Second and Third wave feminists: the battle of generations By: Jeanne-Marie Joubert

I get rowdy about a lot of things I learn in my gender studies classes, and it’s usually directed at, I don’t know, the patriarchy and its various minions.  This time, however, my anger is directed toward feminists.  It is difficult to learn about amazing, powerful women throughout feminist history who are holding the cause back, because they cannot breach a generational gap.  I will quickly compare and contrast the two feminist waves, the disputes they have, and then explain how and why they need to get over it.

Beginning in the 1960’s, second wave feminists laid out a pretty solid foundation for future generations of feminists.  During the civil rights era, many women were inspired by the mobilizaiton of other disenfranchised groups, and a political movement was born.  The major goal of second wave feminism was to challenge and change the patriarchy proactively through organizations such as the National Organization for Women (NOW), which still exist today.  The second wave however proved to be a harmfully exclusive model of feminism.  The uniformity this generation had was effective, whilst being ineffective in the sense that a lot of women were excluded from feminism and saw it as “white feminism.”  The largely white, cissexual, and upper-middle class female members of the cause tried to apply their ideas to women who were not in the same situation as them, which proved to be more regressive than progressive.

Third wave feminism came about in the early 90’s.
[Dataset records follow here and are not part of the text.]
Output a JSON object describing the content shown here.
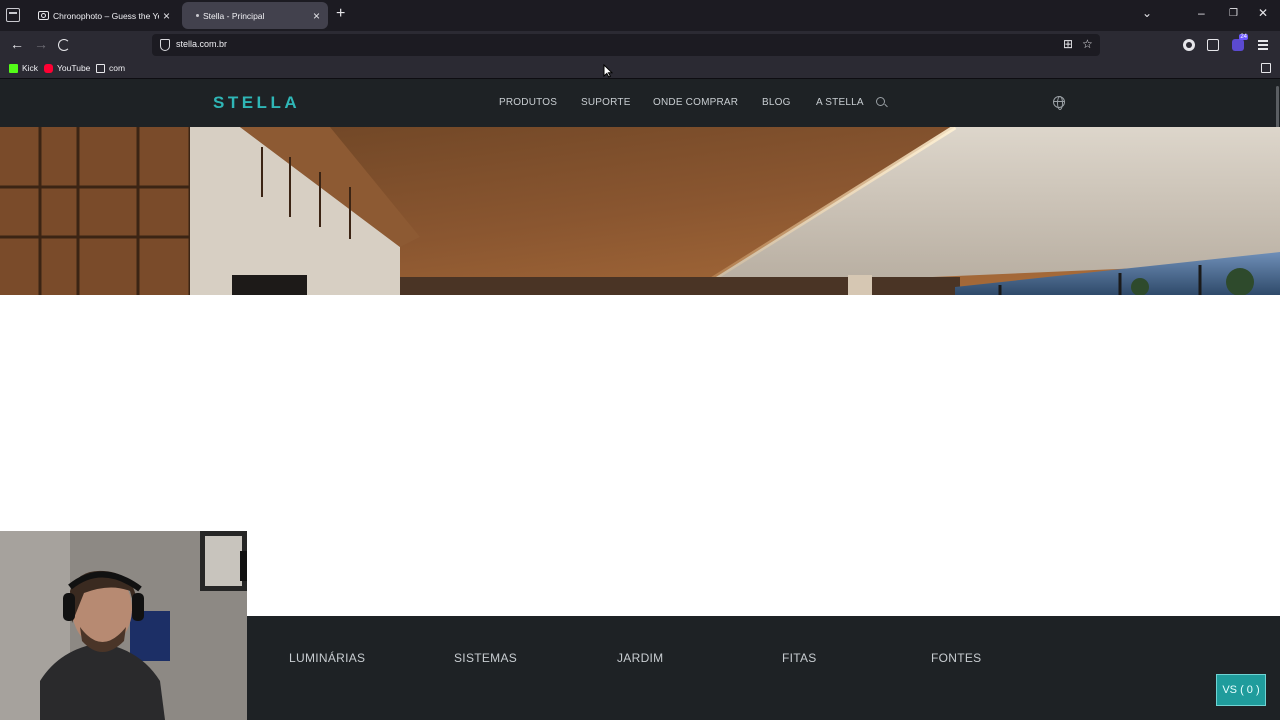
{
  "browser": {
    "tabs": [
      {
        "title": "Chronophoto – Guess the Year",
        "active": false
      },
      {
        "title": "Stella - Principal",
        "active": true
      }
    ],
    "url": "stella.com.br",
    "bookmarks": [
      {
        "label": "Kick",
        "icon": "kick-icon"
      },
      {
        "label": "YouTube",
        "icon": "youtube-icon"
      },
      {
        "label": "com",
        "icon": "folder-icon"
      }
    ],
    "extension_badge": "24"
  },
  "site": {
    "logo": "STELLA",
    "nav": [
      "PRODUTOS",
      "SUPORTE",
      "ONDE COMPRAR",
      "BLOG",
      "A STELLA"
    ],
    "categories": [
      "LUMINÁRIAS",
      "SISTEMAS",
      "JARDIM",
      "FITAS",
      "FONTES"
    ],
    "compare_button": "VS ( 0 )",
    "colors": {
      "brand": "#2fb6b6",
      "header_bg": "#1e2225",
      "button_bg": "#1f9c9c"
    }
  }
}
Rebecca Walker, daughter of pioneering second wave voice Alice Walker, explains that third wave feminists “grew up with the expectation of achievement and examples of female success as well as an awareness of the barriers presented by sexism, racism, and classism.”[1]  So they took the ideas of the second wavers and made a more open and inclusive feminism.  They’ve used the Internet as a resource to spread the words of feminism far and wide with sites like Jezebel and Feministing – not to mention Wetlands.  The goal of redefining the patriarchy is still the same, but they focus further on deconstructing sex and gender.

In her article, “American Electra,” Susan Faludi discusses the divide between the two waves.  Third wavers’ use of the Internet is seen as a lazy feminism to second wavers, while third wavers tell them to get with the times. Second wavers criticize third wavers for making feminism more encompassing and therefore lacking a core list of values, while third wavers say second wavers weren’t inclusive enough. Third wavers believe women should be exactly the way they themselves want to be, while second wavers think that we should all be consistently and avidly resisting gender norms. This has brought light to the difference in the ideas of sexual liberation between second and third wavers.

This divide comes at the expense of a more unified front, and the potential stronger force of feminism.  Sure, not any type of feminism is going to be perfect, and each has its pros and cons, but that cannot be the focus of the movement. Second wave feminists should look at third wavers’ ideas as a progression of their own, and third wave feminists should realize where their foundation came from.  In that way and that way only can we transcend our inevitable differences to fight the bigger fight.

[1] Brunell, Laura, Ed. “Third Wave, Continued | Rebecca Walker.” Third Wave, Continued. Rebecca Walker, n.d. Web. 23 Sept. 2013. <;.

By Wetlands Magazine

Wetlands Magazine is the University of Puget Sound campus publication dedicated to the critical interrogation of gender, sexuality, ability, age, class, race, embodiment, intersectional identities and social justice as well as the celebration of related art, poetry, literature and performance.

4 replies on “Second and Third wave feminists: the battle of generations By: Jeanne-Marie Joubert”

Good rant. I hope that you will read your own rant 2 or 3 times before you finish reading this comment.
“The largely white, cissexual, and upper-middle class female members of the cause tried to apply their ideas to women who were not in the same situation as them, which proved to be more regressive than progressive.”
You got this part very correct. 2nd wave Feminism was largely white, sis, upper-middle class white urban females.
Then the third wave
” So they took the ideas of the second wavers and made a more open and inclusive feminism”
The third wave was more inclusive of women of lower social class, women of minority groups, non-cis women, rural women. Third wave feminism is failing because they failed to be inclusive of a very important demographic. Do you see who this demographic is?

Besides the belittling/trivializing of this blog post by proclaiming it a “rant,” I find it problematic that you ask which demographic is missing from third wave feminism today. I’m assuming you mean the demographic I did not mention is men, because you emphasize the word “women” in your own personal categories. Do you truly believe that men are flocking to the feminist movement, yet feminists are pushing them away?

Men are not flocking to the feminist movement. This is because third wave feminism is exclusionary to men.
Feminism is “Equality for Women”. Gender equality is “Equality between Women and Men”.
Men are flocking to other movements that claim equality, and are explicitly inclusive of men. MRA’s and sites like AVFM and The Spearhead are more popular than any feminist website. Men very much want to be a part of a gender equality movement, but have been excluded from feminism.